Pianist Returns to Christkindlmarkt After Recovery from a Traumatic Brain Injury
When pianist Terry Musselman accompanies soprano Jennifer Graf at Christkindlmarkt this year, the performance will mark an important milestone for Terry. Less than two years ago, a car accident left him near death. He was not expected to live, let alone play the piano again.
In February 2013, while driving near his home in Quakertown on an errand, his truck was broadsided by an 18-wheeler that had gone through a red light at 40 miles per hour. Terry sustained a traumatic brain injury, ten rib fractures, two punctured lungs, a broken arm and other internal injuries. He was in a coma and placed on a ventilator. The trauma physician at the acute-care hospital he was taken to after the accident told his wife, Mae, and daughter, Jennica, to prepare for the worst.
But Mae and Jennica did not give up hope. Terry was transferred to Good Shepherd Specialty Hospital in Bethlehem, a facility that specializes in weaning patients from ventilators. After a bout with pneumonia that nearly derailed his recovery, Terry was successfully weaned from the ventilator and transferred to the Good Shepherd Rehabilitation Hospital in Allentown, where his therapy began in earnest. There, he worked with speech, occupational and physical therapists to learn to swallow, eat, speak and walk again.
When Deborah Kimmel, M.D., told the Musselmans that Terry would be able to go home in just a few weeks, they were skeptical. But Terry began to make rapid progress and soon began trying to play piano again.

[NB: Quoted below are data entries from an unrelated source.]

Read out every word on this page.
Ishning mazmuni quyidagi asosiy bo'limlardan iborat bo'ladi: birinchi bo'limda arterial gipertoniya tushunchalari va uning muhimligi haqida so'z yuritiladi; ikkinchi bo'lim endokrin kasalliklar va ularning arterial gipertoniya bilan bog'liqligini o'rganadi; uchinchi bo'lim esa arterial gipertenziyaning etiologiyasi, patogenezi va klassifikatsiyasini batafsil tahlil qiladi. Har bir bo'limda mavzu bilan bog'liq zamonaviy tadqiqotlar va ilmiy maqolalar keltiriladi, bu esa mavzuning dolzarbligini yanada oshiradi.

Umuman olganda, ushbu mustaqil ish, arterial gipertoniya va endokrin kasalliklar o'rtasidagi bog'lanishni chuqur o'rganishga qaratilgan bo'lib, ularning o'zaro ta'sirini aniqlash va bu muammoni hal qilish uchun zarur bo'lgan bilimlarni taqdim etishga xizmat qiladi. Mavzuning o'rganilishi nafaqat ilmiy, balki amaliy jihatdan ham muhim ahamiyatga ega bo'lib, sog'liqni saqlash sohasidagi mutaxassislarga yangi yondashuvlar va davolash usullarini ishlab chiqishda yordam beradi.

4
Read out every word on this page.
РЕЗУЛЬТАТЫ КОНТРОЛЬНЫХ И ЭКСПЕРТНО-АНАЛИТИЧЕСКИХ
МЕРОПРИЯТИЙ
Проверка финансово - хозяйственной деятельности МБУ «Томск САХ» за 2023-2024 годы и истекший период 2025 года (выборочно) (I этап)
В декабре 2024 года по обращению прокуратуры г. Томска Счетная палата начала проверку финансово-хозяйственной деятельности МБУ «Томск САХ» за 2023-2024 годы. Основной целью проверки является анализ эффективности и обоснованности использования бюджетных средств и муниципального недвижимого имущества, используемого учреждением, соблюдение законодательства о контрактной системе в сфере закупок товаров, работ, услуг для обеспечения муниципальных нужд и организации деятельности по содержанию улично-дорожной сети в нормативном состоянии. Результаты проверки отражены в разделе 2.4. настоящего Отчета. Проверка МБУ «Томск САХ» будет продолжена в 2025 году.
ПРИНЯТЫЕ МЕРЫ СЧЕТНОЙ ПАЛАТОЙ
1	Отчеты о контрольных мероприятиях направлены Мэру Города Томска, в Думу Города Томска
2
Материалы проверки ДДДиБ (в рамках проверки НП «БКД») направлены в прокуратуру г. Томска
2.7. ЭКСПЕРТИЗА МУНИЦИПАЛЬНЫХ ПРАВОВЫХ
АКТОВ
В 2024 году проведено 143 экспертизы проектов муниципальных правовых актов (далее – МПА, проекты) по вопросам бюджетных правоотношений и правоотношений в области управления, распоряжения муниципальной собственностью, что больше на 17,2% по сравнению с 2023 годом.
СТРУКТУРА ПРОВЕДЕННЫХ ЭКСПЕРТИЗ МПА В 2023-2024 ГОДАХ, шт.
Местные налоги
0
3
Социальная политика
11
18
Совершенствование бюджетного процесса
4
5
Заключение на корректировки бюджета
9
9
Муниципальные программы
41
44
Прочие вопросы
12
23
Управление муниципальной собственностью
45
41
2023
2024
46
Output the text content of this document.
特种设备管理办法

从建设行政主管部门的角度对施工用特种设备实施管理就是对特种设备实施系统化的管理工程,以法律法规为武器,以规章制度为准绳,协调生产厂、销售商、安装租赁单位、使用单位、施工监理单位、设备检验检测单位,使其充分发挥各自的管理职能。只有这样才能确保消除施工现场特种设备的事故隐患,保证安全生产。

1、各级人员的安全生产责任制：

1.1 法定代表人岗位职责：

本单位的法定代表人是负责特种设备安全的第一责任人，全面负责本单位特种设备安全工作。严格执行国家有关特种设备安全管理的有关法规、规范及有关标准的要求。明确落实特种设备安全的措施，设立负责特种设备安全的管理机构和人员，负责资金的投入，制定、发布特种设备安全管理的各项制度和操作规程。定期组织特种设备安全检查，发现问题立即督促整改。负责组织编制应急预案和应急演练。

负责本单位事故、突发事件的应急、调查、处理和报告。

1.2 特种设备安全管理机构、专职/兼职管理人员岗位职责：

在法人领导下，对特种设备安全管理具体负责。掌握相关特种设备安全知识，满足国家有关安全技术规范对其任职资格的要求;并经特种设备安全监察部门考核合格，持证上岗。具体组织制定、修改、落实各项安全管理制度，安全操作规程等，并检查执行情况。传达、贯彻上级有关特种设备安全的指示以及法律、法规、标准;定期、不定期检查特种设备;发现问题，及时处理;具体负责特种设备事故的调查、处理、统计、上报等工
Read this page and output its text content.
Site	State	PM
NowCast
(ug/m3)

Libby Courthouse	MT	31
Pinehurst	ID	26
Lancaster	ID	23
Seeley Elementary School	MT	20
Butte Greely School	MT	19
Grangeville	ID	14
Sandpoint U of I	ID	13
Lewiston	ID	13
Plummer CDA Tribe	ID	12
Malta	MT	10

“What Good Shepherd accomplished was a miracle,” says Terry. “The positive attitude of all of the therapists and staff who worked with me really helped in my recovery.”
Terry was discharged from the hospital in May as Dr. Kimmel predicted, although he needed a walker for assistance. He began outpatient speech, occupational, physical and vision therapy at Good Shepherd in Allentown and soon was walking on his own. At first plagued by double vision and memory problems due to his traumatic brain injury, he was unable to play the piano like he did before his accident or drive a car.
A retired principal from Boyertown Senior High School, Terry had enjoyed playing the piano at venues all over the Lehigh Valley, including clubs, restaurants and private parties. He and Mae also own a 54-acre orchard, growing blueberries, grapes and other fruits, and producing 50 gallons of wine a year. The accident put a halt to his performances, and Mae was left taking care of the orchard herself.
But soon Terry recovered his vision, coordination and memory. Playing the piano became part of his therapy, a way to recover his eye/hand coordination. He began working the orchard again with Mae, and in the spring of 2014 he regained his drivers license.
When Terry returns to the stage in December at Christkindlmarkt, it will be with great joy. To be able to share his love of music with the public, especially during the holiday season, is a special triumph, a highlight in his recovery.